Mark Eglinton, a writer who collaborated with McAfee, said the eccentric antivirus software creator who hanged himself in prison apparently spent many millions on large mansions and compounds in places like Belize, Texas, Colorado, Hawaii and Tennessee, and was hammered by the real estate crisis in 2008.

Eglinton, who wrote “No Domain: The John McAfee Tapes” with McAfee, told DailyMail.com that he believes McAfee was indeed penniless – and the once mega-rich tech titan couldn’t even afford to pay Eglinton for his help with the tome.

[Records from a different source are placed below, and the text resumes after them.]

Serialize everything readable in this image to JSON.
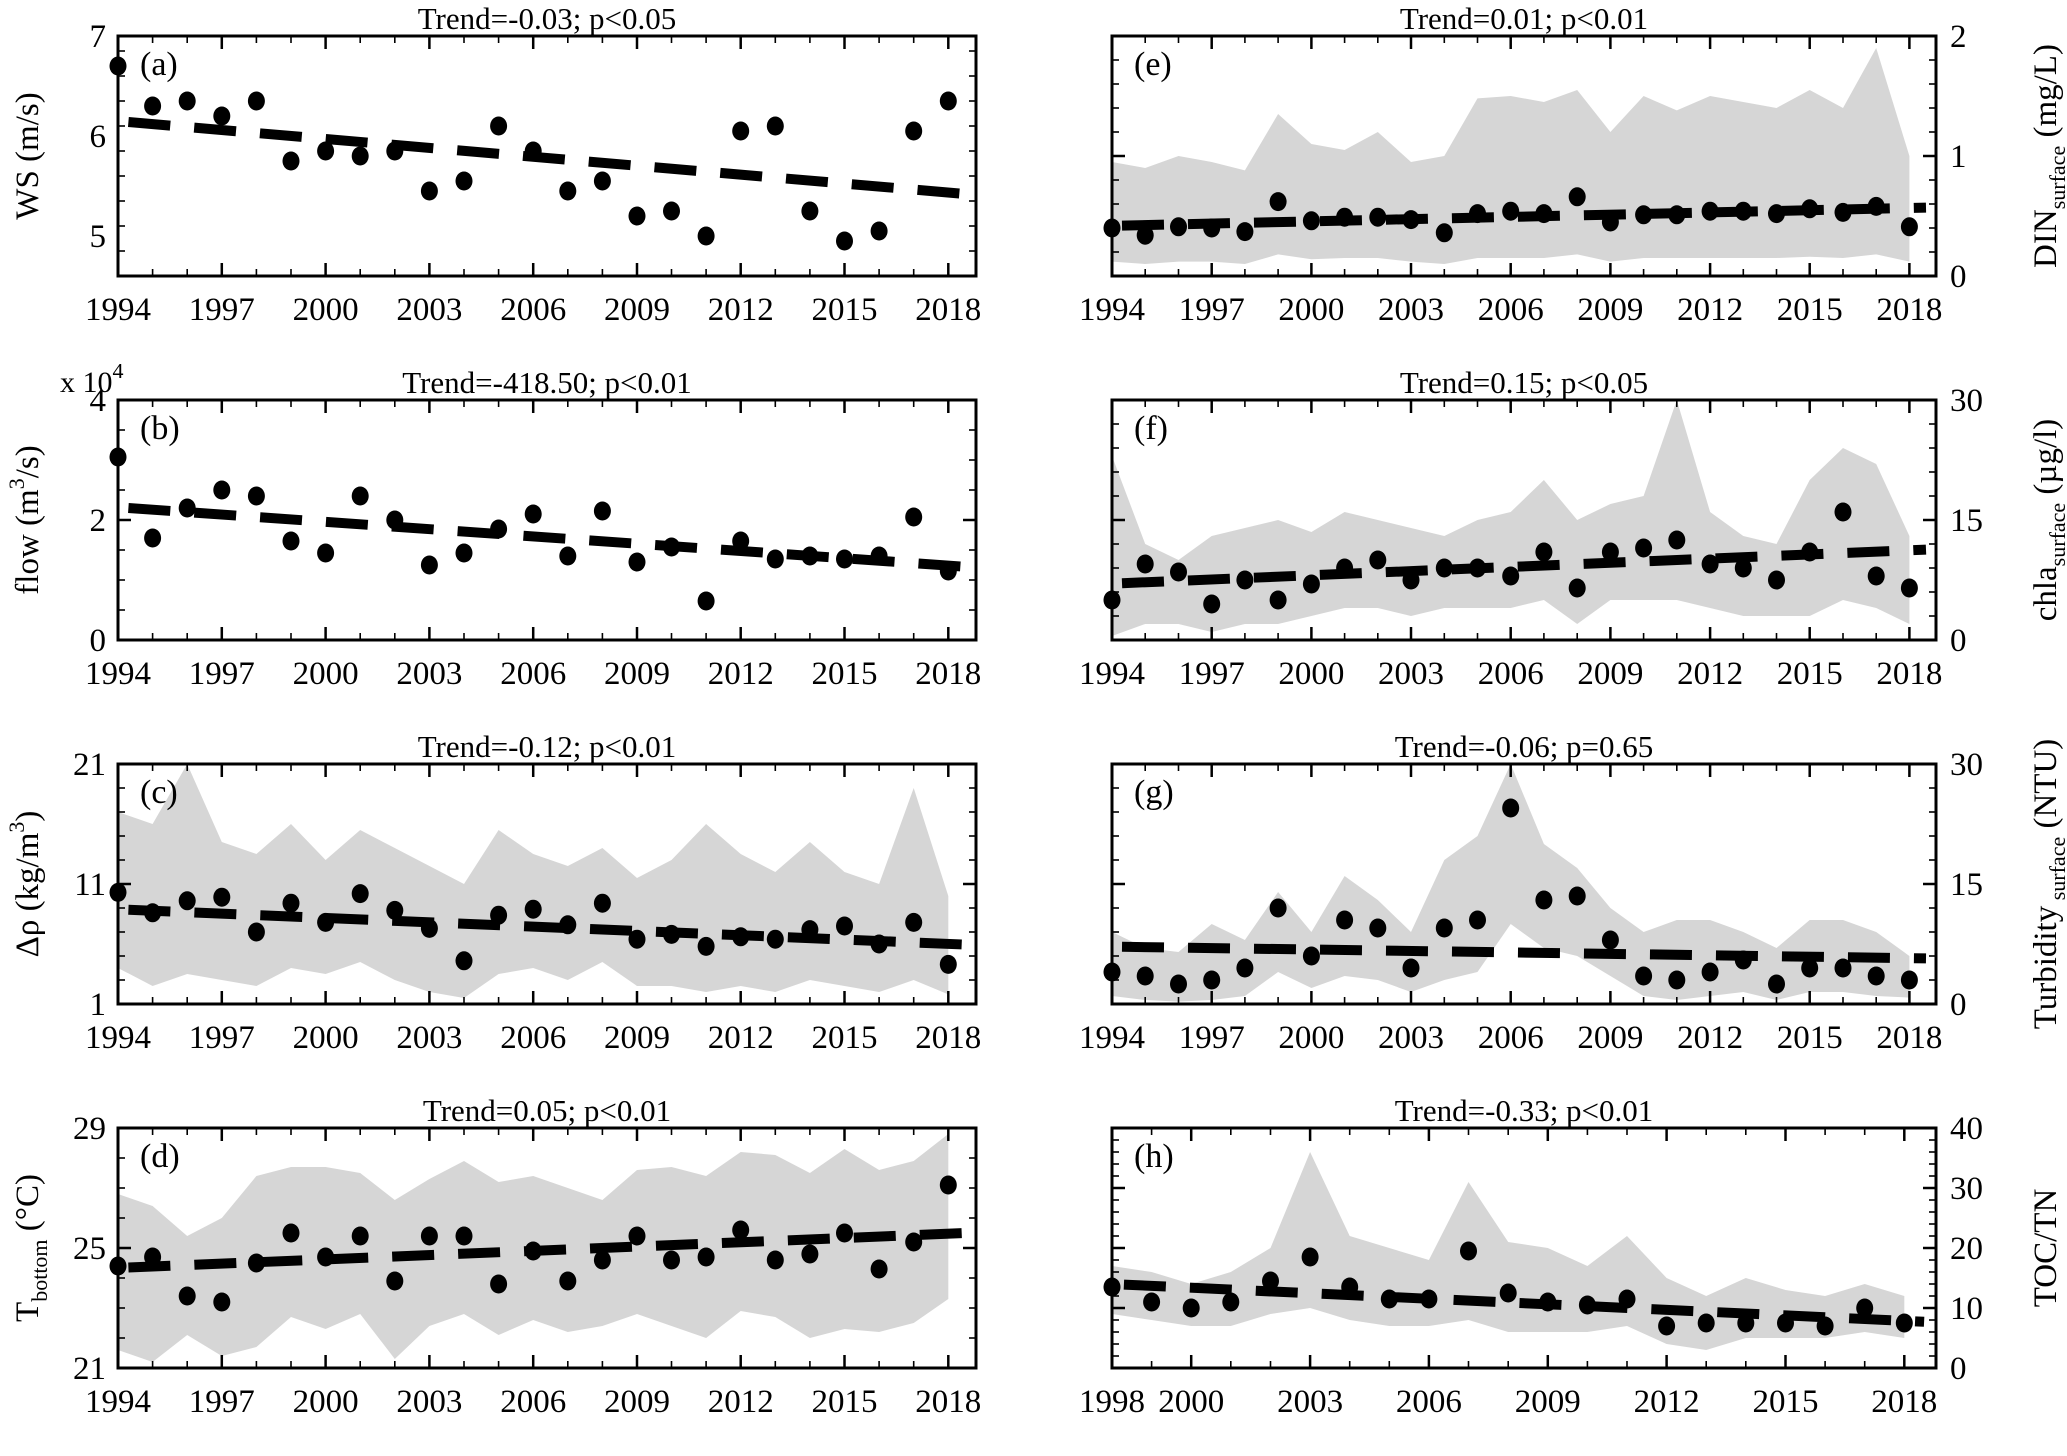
{
  "figure": {
    "background": "#ffffff",
    "band_color": "#d6d6d6",
    "point_color": "#000000",
    "axis_color": "#000000",
    "trend_style": "dashed-black"
  },
  "chart_data": [
    {
      "id": "a",
      "type": "scatter",
      "row": 0,
      "col": 0,
      "side": "left",
      "letter": "(a)",
      "title": "Trend=-0.03; p<0.05",
      "ylabel_parts": [
        {
          "t": "WS (m/s)"
        }
      ],
      "ylim": [
        4.6,
        7
      ],
      "yticks": [
        5,
        6,
        7
      ],
      "yminor": 0.25,
      "xlim": [
        1994,
        2018.8
      ],
      "xticks": [
        1994,
        1997,
        2000,
        2003,
        2006,
        2009,
        2012,
        2015,
        2018
      ],
      "years": [
        1994,
        1995,
        1996,
        1997,
        1998,
        1999,
        2000,
        2001,
        2002,
        2003,
        2004,
        2005,
        2006,
        2007,
        2008,
        2009,
        2010,
        2011,
        2012,
        2013,
        2014,
        2015,
        2016,
        2017,
        2018
      ],
      "values": [
        6.7,
        6.3,
        6.35,
        6.2,
        6.35,
        5.75,
        5.85,
        5.8,
        5.85,
        5.45,
        5.55,
        6.1,
        5.85,
        5.45,
        5.55,
        5.2,
        5.25,
        5.0,
        6.05,
        6.1,
        5.25,
        4.95,
        5.05,
        6.05,
        6.35
      ],
      "trend": {
        "x": [
          1994.3,
          2018.5
        ],
        "y": [
          6.14,
          5.42
        ]
      },
      "band": null
    },
    {
      "id": "b",
      "type": "scatter",
      "row": 1,
      "col": 0,
      "side": "left",
      "letter": "(b)",
      "title": "Trend=-418.50; p<0.01",
      "ylabel_parts": [
        {
          "t": "flow (m"
        },
        {
          "t": "3",
          "s": "sup"
        },
        {
          "t": "/s)"
        }
      ],
      "offset_parts": [
        {
          "t": "x 10"
        },
        {
          "t": "4",
          "s": "sup"
        }
      ],
      "ylim": [
        0,
        4
      ],
      "yticks": [
        0,
        2,
        4
      ],
      "yminor": 0.5,
      "xlim": [
        1994,
        2018.8
      ],
      "xticks": [
        1994,
        1997,
        2000,
        2003,
        2006,
        2009,
        2012,
        2015,
        2018
      ],
      "years": [
        1994,
        1995,
        1996,
        1997,
        1998,
        1999,
        2000,
        2001,
        2002,
        2003,
        2004,
        2005,
        2006,
        2007,
        2008,
        2009,
        2010,
        2011,
        2012,
        2013,
        2014,
        2015,
        2016,
        2017,
        2018
      ],
      "values": [
        3.05,
        1.7,
        2.2,
        2.5,
        2.4,
        1.65,
        1.45,
        2.4,
        2.0,
        1.25,
        1.45,
        1.85,
        2.1,
        1.4,
        2.15,
        1.3,
        1.55,
        0.65,
        1.65,
        1.35,
        1.4,
        1.35,
        1.4,
        2.05,
        1.15
      ],
      "trend": {
        "x": [
          1994.3,
          2018.5
        ],
        "y": [
          2.2,
          1.22
        ]
      },
      "band": null
    },
    {
      "id": "c",
      "type": "scatter",
      "row": 2,
      "col": 0,
      "side": "left",
      "letter": "(c)",
      "title": "Trend=-0.12; p<0.01",
      "ylabel_parts": [
        {
          "t": "Δρ (kg/m"
        },
        {
          "t": "3",
          "s": "sup"
        },
        {
          "t": ")"
        }
      ],
      "ylim": [
        1,
        21
      ],
      "yticks": [
        1,
        11,
        21
      ],
      "yminor": 2,
      "xlim": [
        1994,
        2018.8
      ],
      "xticks": [
        1994,
        1997,
        2000,
        2003,
        2006,
        2009,
        2012,
        2015,
        2018
      ],
      "years": [
        1994,
        1995,
        1996,
        1997,
        1998,
        1999,
        2000,
        2001,
        2002,
        2003,
        2004,
        2005,
        2006,
        2007,
        2008,
        2009,
        2010,
        2011,
        2012,
        2013,
        2014,
        2015,
        2016,
        2017,
        2018
      ],
      "values": [
        10.3,
        8.6,
        9.6,
        9.9,
        7.0,
        9.4,
        7.8,
        10.2,
        8.8,
        7.3,
        4.6,
        8.4,
        8.9,
        7.6,
        9.4,
        6.4,
        6.8,
        5.8,
        6.6,
        6.4,
        7.2,
        7.5,
        6.0,
        7.8,
        4.3
      ],
      "trend": {
        "x": [
          1994.3,
          2018.5
        ],
        "y": [
          8.85,
          5.95
        ]
      },
      "band": {
        "upper": [
          17,
          16,
          21,
          14.5,
          13.5,
          16,
          13,
          15.5,
          14,
          12.5,
          11,
          15.5,
          13.5,
          12.5,
          14,
          11.5,
          13,
          16,
          13.5,
          12,
          14.5,
          12,
          11,
          19,
          10
        ],
        "lower": [
          4,
          2.5,
          3.5,
          3,
          2.5,
          4,
          3.5,
          4.5,
          3,
          2,
          1.5,
          3.5,
          4,
          3,
          4.5,
          2.5,
          2.5,
          2,
          2.5,
          2,
          3,
          2.5,
          2,
          3,
          1.8
        ]
      }
    },
    {
      "id": "d",
      "type": "scatter",
      "row": 3,
      "col": 0,
      "side": "left",
      "letter": "(d)",
      "title": "Trend=0.05; p<0.01",
      "ylabel_parts": [
        {
          "t": "T"
        },
        {
          "t": "bottom",
          "s": "sub"
        },
        {
          "t": " (°C)"
        }
      ],
      "ylim": [
        21,
        29
      ],
      "yticks": [
        21,
        25,
        29
      ],
      "yminor": 1,
      "xlim": [
        1994,
        2018.8
      ],
      "xticks": [
        1994,
        1997,
        2000,
        2003,
        2006,
        2009,
        2012,
        2015,
        2018
      ],
      "years": [
        1994,
        1995,
        1996,
        1997,
        1998,
        1999,
        2000,
        2001,
        2002,
        2003,
        2004,
        2005,
        2006,
        2007,
        2008,
        2009,
        2010,
        2011,
        2012,
        2013,
        2014,
        2015,
        2016,
        2017,
        2018
      ],
      "values": [
        24.4,
        24.7,
        23.4,
        23.2,
        24.5,
        25.5,
        24.7,
        25.4,
        23.9,
        25.4,
        25.4,
        23.8,
        24.9,
        23.9,
        24.6,
        25.4,
        24.6,
        24.7,
        25.6,
        24.6,
        24.8,
        25.5,
        24.3,
        25.2,
        27.1
      ],
      "trend": {
        "x": [
          1994.3,
          2018.5
        ],
        "y": [
          24.35,
          25.5
        ]
      },
      "band": {
        "upper": [
          26.8,
          26.4,
          25.4,
          26.0,
          27.4,
          27.7,
          27.7,
          27.5,
          26.6,
          27.3,
          27.9,
          27.2,
          27.4,
          27.0,
          26.6,
          27.6,
          27.7,
          27.4,
          28.2,
          28.1,
          27.5,
          28.3,
          27.6,
          27.9,
          28.8
        ],
        "lower": [
          21.6,
          21.2,
          22.1,
          21.4,
          21.7,
          22.7,
          22.3,
          22.8,
          21.3,
          22.4,
          22.8,
          22.1,
          22.6,
          22.2,
          22.4,
          22.8,
          22.4,
          22.0,
          22.9,
          22.7,
          22.0,
          22.3,
          22.2,
          22.5,
          23.3
        ]
      }
    },
    {
      "id": "e",
      "type": "scatter",
      "row": 0,
      "col": 1,
      "side": "right",
      "letter": "(e)",
      "title": "Trend=0.01; p<0.01",
      "ylabel_parts": [
        {
          "t": "DIN"
        },
        {
          "t": "surface",
          "s": "sub"
        },
        {
          "t": " (mg/L)"
        }
      ],
      "ylim": [
        0,
        2
      ],
      "yticks": [
        0,
        1,
        2
      ],
      "yminor": 0.2,
      "xlim": [
        1994,
        2018.8
      ],
      "xticks": [
        1994,
        1997,
        2000,
        2003,
        2006,
        2009,
        2012,
        2015,
        2018
      ],
      "years": [
        1994,
        1995,
        1996,
        1997,
        1998,
        1999,
        2000,
        2001,
        2002,
        2003,
        2004,
        2005,
        2006,
        2007,
        2008,
        2009,
        2010,
        2011,
        2012,
        2013,
        2014,
        2015,
        2016,
        2017,
        2018
      ],
      "values": [
        0.4,
        0.34,
        0.41,
        0.4,
        0.37,
        0.62,
        0.46,
        0.49,
        0.49,
        0.47,
        0.36,
        0.52,
        0.54,
        0.52,
        0.66,
        0.45,
        0.51,
        0.51,
        0.54,
        0.54,
        0.52,
        0.56,
        0.53,
        0.58,
        0.41
      ],
      "trend": {
        "x": [
          1994.3,
          2018.5
        ],
        "y": [
          0.42,
          0.57
        ]
      },
      "band": {
        "upper": [
          0.95,
          0.9,
          1.0,
          0.95,
          0.88,
          1.35,
          1.1,
          1.05,
          1.2,
          0.95,
          1.0,
          1.48,
          1.5,
          1.45,
          1.55,
          1.2,
          1.5,
          1.38,
          1.5,
          1.45,
          1.4,
          1.55,
          1.4,
          1.9,
          1.0
        ],
        "lower": [
          0.12,
          0.1,
          0.12,
          0.12,
          0.1,
          0.18,
          0.14,
          0.15,
          0.15,
          0.12,
          0.1,
          0.15,
          0.15,
          0.15,
          0.18,
          0.12,
          0.15,
          0.15,
          0.15,
          0.15,
          0.15,
          0.16,
          0.15,
          0.18,
          0.12
        ]
      }
    },
    {
      "id": "f",
      "type": "scatter",
      "row": 1,
      "col": 1,
      "side": "right",
      "letter": "(f)",
      "title": "Trend=0.15; p<0.05",
      "ylabel_parts": [
        {
          "t": "chla"
        },
        {
          "t": "surface",
          "s": "sub"
        },
        {
          "t": " (µg/l)"
        }
      ],
      "ylim": [
        0,
        30
      ],
      "yticks": [
        0,
        15,
        30
      ],
      "yminor": 3,
      "xlim": [
        1994,
        2018.8
      ],
      "xticks": [
        1994,
        1997,
        2000,
        2003,
        2006,
        2009,
        2012,
        2015,
        2018
      ],
      "years": [
        1994,
        1995,
        1996,
        1997,
        1998,
        1999,
        2000,
        2001,
        2002,
        2003,
        2004,
        2005,
        2006,
        2007,
        2008,
        2009,
        2010,
        2011,
        2012,
        2013,
        2014,
        2015,
        2016,
        2017,
        2018
      ],
      "values": [
        5,
        9.5,
        8.5,
        4.5,
        7.5,
        5,
        7,
        9,
        10,
        7.5,
        9,
        9,
        8,
        11,
        6.5,
        11,
        11.5,
        12.5,
        9.5,
        9,
        7.5,
        11,
        16,
        8,
        6.5
      ],
      "trend": {
        "x": [
          1994.3,
          2018.5
        ],
        "y": [
          7.1,
          11.3
        ]
      },
      "band": {
        "upper": [
          23,
          12,
          10,
          13,
          14,
          15,
          13.5,
          16,
          15,
          14,
          13,
          15,
          16,
          20,
          15,
          17,
          18,
          30,
          16,
          13,
          12,
          20,
          24,
          22,
          13
        ],
        "lower": [
          0.5,
          2,
          2,
          1,
          2,
          2,
          3,
          4,
          4,
          3,
          4,
          4,
          4,
          5,
          2,
          5,
          5,
          5,
          4,
          3,
          3,
          3,
          5,
          4,
          2
        ]
      }
    },
    {
      "id": "g",
      "type": "scatter",
      "row": 2,
      "col": 1,
      "side": "right",
      "letter": "(g)",
      "title": "Trend=-0.06; p=0.65",
      "ylabel_parts": [
        {
          "t": "Turbidity"
        },
        {
          "t": " surface",
          "s": "sub"
        },
        {
          "t": " (NTU)"
        }
      ],
      "ylim": [
        0,
        30
      ],
      "yticks": [
        0,
        15,
        30
      ],
      "yminor": 3,
      "xlim": [
        1994,
        2018.8
      ],
      "xticks": [
        1994,
        1997,
        2000,
        2003,
        2006,
        2009,
        2012,
        2015,
        2018
      ],
      "years": [
        1994,
        1995,
        1996,
        1997,
        1998,
        1999,
        2000,
        2001,
        2002,
        2003,
        2004,
        2005,
        2006,
        2007,
        2008,
        2009,
        2010,
        2011,
        2012,
        2013,
        2014,
        2015,
        2016,
        2017,
        2018
      ],
      "values": [
        4,
        3.5,
        2.5,
        3,
        4.5,
        12,
        6,
        10.5,
        9.5,
        4.5,
        9.5,
        10.5,
        24.5,
        13,
        13.5,
        8,
        3.5,
        3,
        4,
        5.5,
        2.5,
        4.5,
        4.5,
        3.5,
        3
      ],
      "trend": {
        "x": [
          1994.3,
          2018.5
        ],
        "y": [
          7.15,
          5.7
        ]
      },
      "band": {
        "upper": [
          9,
          7,
          6.5,
          10,
          8,
          14,
          9,
          16,
          13,
          9,
          18,
          21,
          34,
          20,
          17,
          12,
          9,
          10.5,
          10.5,
          9,
          7,
          10.5,
          10.5,
          9,
          6
        ],
        "lower": [
          1,
          0.5,
          0.3,
          0.5,
          1,
          4,
          2,
          3.5,
          3,
          1.5,
          3,
          4,
          10,
          7,
          6,
          3.5,
          1,
          0.5,
          1,
          1.5,
          0.5,
          1.5,
          1.5,
          1,
          0.8
        ]
      }
    },
    {
      "id": "h",
      "type": "scatter",
      "row": 3,
      "col": 1,
      "side": "right",
      "letter": "(h)",
      "title": "Trend=-0.33; p<0.01",
      "ylabel_parts": [
        {
          "t": "TOC/TN"
        }
      ],
      "ylim": [
        0,
        40
      ],
      "yticks": [
        0,
        10,
        20,
        30,
        40
      ],
      "yminor": 2,
      "xlim": [
        1998,
        2018.8
      ],
      "xticks": [
        1998,
        2000,
        2003,
        2006,
        2009,
        2012,
        2015,
        2018
      ],
      "years": [
        1998,
        1999,
        2000,
        2001,
        2002,
        2003,
        2004,
        2005,
        2006,
        2007,
        2008,
        2009,
        2010,
        2011,
        2012,
        2013,
        2014,
        2015,
        2016,
        2017,
        2018
      ],
      "values": [
        13.5,
        11,
        10,
        11,
        14.5,
        18.5,
        13.5,
        11.5,
        11.5,
        19.5,
        12.5,
        11,
        10.5,
        11.5,
        7,
        7.5,
        7.5,
        7.5,
        7,
        10,
        7.5
      ],
      "trend": {
        "x": [
          1998.3,
          2018.5
        ],
        "y": [
          13.9,
          7.7
        ]
      },
      "band": {
        "upper": [
          17,
          16,
          14,
          16,
          20,
          36,
          22,
          20,
          18,
          31,
          21,
          20,
          17,
          22,
          15,
          12,
          15,
          13,
          12,
          14,
          12
        ],
        "lower": [
          9,
          8,
          7,
          7,
          9,
          10,
          8,
          7,
          7,
          8,
          6,
          6,
          6,
          7,
          4,
          3,
          5,
          5,
          5,
          6,
          5
        ]
      }
    }
  ]
}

“I don’t doubt that if he could have helped he would have,” Eglinton said of the modest advance fee he requested. “He said, ‘I can’t do it, my financial situation is worse than yours.”‘

Eglinton claims to have interviewed McAfee for “countless hours,” starting in August 2019 while McAfee was hiding from US officials and MacAfee detailed for Eglinton where the money went.

“We got a lot into where he spent his money over the years. … He had his money in very safe investments, but he built houses, absolutely bizarre properties. Some of them, he never slept a night in the property.”

These properties became albatrosses after the financial crisis, and he sold many at a loss, including his compound in Woodland Park, Colo. It was valued at more than $25 million but sold at auction for a mere $5.72 million in 2007 to a Chicago commodities trader, according to the Daily Mail. 

McAfee reportedly told Eglinton: “The $100 million I got out of McAfee [Antivirus], that goes very quickly.”

Eglinton is now publishing the book in December as the sole author.

McAfee had been jailed at the Brians 2 prison since October while a Spanish tribunal considered whether to honor the extradition order. Federal prosecutors in Tennessee had issued a warrant for McAfee, alleging that he dodged more than $4 million in taxes.

Separately, a Securities and Exchange Commission complaint claimed that McAfee promoted ‘initial coin offerings’ of cryptocurrency without disclosing that he was paid more than $23 million to do so. Attempts to reach Janice McAfee were unsucessful.